The R-word.

Little over five years ago, Aung San Suu Kyi emerged from Myanmar a hero. Arriving in Thailand, she was Asia’s answer to Nelson Mandela: a striking figure standing among ethnic Burmese labourers, she spoke of the spirit they had maintained in the face of a regime which had kept her imprisoned and the country impoverished.

From human rights darling, in the past week Suu Kyi has become demonised for her response to the Rohingya crisis in western Myanmar. With about 370,000 people displaced from an oppressed ethnic and religious minority of 1.1 million, entire villages burned and estimates of 1,000 deaths, the United Nations has called it a textbook case of ethnic cleaning. Five years after being feted on the world stage, she has decided it’s better to stay away from the UN General Assembly in New York next week. Instead, she will reportedly give an address about the need for national unity on Tuesday.

Anyone surprised by the Nobel laureate’s lacklustre response to South-east Asia’s greatest humanitarian crisis hasn’t been paying attention. Silence has been her answer for years, and the backlash is long overdue.

When Rakhine state erupted into riots in late 2012, and the Myanmar army sealed off the area from prying eyes and nosy NGOs as 125,000 people were displaced, Suu Kyi’s decision to stay mute could be explained away as a tactical political decision by an opposition figure playing the long game. There was nothing to gain from speaking up for them, and there was the potential to lose support from the Buddhist majority whose votes she would need in landslide numbers to have any hope of wresting parliamentary control from the former junta and its cronies.

Besides, with ethnic tensions and war raging elsewhere in the country, Myanmar’s newfound openness and democracy was fragile at best.
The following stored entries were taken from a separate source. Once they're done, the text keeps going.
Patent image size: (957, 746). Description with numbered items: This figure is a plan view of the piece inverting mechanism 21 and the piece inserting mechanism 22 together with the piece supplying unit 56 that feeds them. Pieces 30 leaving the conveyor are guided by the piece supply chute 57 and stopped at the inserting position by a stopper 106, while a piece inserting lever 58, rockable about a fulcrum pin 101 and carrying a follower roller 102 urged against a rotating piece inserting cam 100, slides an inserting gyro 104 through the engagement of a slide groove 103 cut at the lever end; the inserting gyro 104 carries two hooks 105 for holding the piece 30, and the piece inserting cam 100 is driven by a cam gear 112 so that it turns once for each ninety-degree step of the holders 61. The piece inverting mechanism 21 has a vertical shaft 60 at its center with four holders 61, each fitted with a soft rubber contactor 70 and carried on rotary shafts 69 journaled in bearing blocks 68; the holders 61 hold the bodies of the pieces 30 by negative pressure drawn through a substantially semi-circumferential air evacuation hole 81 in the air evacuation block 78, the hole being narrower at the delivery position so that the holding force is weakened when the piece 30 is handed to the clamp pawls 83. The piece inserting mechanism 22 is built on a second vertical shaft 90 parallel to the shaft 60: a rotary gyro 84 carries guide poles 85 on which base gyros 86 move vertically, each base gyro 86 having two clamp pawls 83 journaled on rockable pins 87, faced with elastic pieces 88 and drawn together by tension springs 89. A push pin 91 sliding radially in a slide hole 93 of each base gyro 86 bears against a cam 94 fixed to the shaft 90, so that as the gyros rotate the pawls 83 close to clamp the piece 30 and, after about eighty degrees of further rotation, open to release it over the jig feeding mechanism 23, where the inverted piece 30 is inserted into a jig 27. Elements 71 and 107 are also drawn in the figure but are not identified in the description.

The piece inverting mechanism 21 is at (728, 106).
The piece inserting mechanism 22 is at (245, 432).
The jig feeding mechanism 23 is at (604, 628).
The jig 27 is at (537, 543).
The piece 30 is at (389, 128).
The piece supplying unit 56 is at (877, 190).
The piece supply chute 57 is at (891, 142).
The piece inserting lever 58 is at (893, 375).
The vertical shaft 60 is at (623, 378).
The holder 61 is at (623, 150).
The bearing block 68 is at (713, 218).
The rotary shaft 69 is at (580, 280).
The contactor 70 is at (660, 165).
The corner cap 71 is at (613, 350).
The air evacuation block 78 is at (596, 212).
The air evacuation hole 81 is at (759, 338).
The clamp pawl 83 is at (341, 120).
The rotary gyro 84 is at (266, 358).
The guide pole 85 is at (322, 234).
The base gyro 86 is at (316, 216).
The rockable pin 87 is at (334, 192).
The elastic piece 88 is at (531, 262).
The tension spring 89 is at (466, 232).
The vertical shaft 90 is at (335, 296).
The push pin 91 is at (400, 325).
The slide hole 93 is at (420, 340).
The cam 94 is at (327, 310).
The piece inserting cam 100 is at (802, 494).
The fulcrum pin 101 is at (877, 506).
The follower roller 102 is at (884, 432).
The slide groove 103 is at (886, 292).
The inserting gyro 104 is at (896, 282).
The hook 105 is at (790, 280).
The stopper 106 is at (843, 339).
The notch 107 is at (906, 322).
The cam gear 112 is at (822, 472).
Even now, as Suu Kyi’s government tests the water on establishing a federalist system in fraught peace talks, a ceasefire seems as unlikely as it did in the last days of the junta. On how many fronts could Suu Kyi be expected to fight?

In the aftermath of the 2012 riots, the sense was that once she was in parliament and had a hard-won election behind her, we would see the real Suu Kyi.
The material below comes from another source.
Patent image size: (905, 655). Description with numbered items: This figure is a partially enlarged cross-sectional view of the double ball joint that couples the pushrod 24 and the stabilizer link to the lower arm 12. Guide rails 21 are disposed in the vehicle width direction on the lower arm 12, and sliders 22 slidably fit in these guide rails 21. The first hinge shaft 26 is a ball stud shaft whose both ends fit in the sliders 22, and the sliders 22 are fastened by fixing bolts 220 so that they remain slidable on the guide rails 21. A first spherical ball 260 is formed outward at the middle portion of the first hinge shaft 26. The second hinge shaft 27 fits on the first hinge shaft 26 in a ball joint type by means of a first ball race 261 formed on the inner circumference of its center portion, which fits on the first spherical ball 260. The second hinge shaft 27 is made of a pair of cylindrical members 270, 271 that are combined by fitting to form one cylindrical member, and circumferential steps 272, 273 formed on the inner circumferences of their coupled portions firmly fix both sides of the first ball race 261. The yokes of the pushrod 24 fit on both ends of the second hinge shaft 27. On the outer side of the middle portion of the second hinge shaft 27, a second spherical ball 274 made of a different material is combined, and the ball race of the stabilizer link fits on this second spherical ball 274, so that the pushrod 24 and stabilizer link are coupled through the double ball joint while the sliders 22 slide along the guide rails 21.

To even get that far, Suu Kyi struck a deal with the devil. She may have worked her way around a rigged constitution to create a position for herself above a proxy president, but the army holds key defence and interior ministries and accepts no oversight. Suu Kyi’s silence – or when pushed, her willingness to echo the army line about violence coming from both sides in Rakhine state – has morphed beyond political expediency into a leadership vacuum.

In the 2015 election campaign, there was some mention of how disappointing Suu Kyi had been on the question of ethnic minorities generally and the Rohingya specifically. Murmurs from within her party machine painted her as increasingly single-minded and controlling as they zeroed in on victory. But it was last October, just under a year after her resounding election win, when the army responded to attacks with a series of shocking human rights abuses – unarmed people shot dead, women and girls gang raped, villages scorched, Korans burnt – that the moral failure became inexcusable. Worse, in echoing the army’s equivocations, Suu Kyi has given the impression she can tolerate such actions.

Suu Kyi and the Myanmar army are not wrong to point out the situation is far from black and white. A minority of Rohingya have instigated violence, and the emergence of the Arakan Rohingya Salvation Army with its claimed links to Islamic State is a frightening development.

Yet the crackdown that came in response has been catastrophic, as UN secretary-general Antonio Guterres has said. Silence will only make it worse. It is time for Suu Kyi to break it.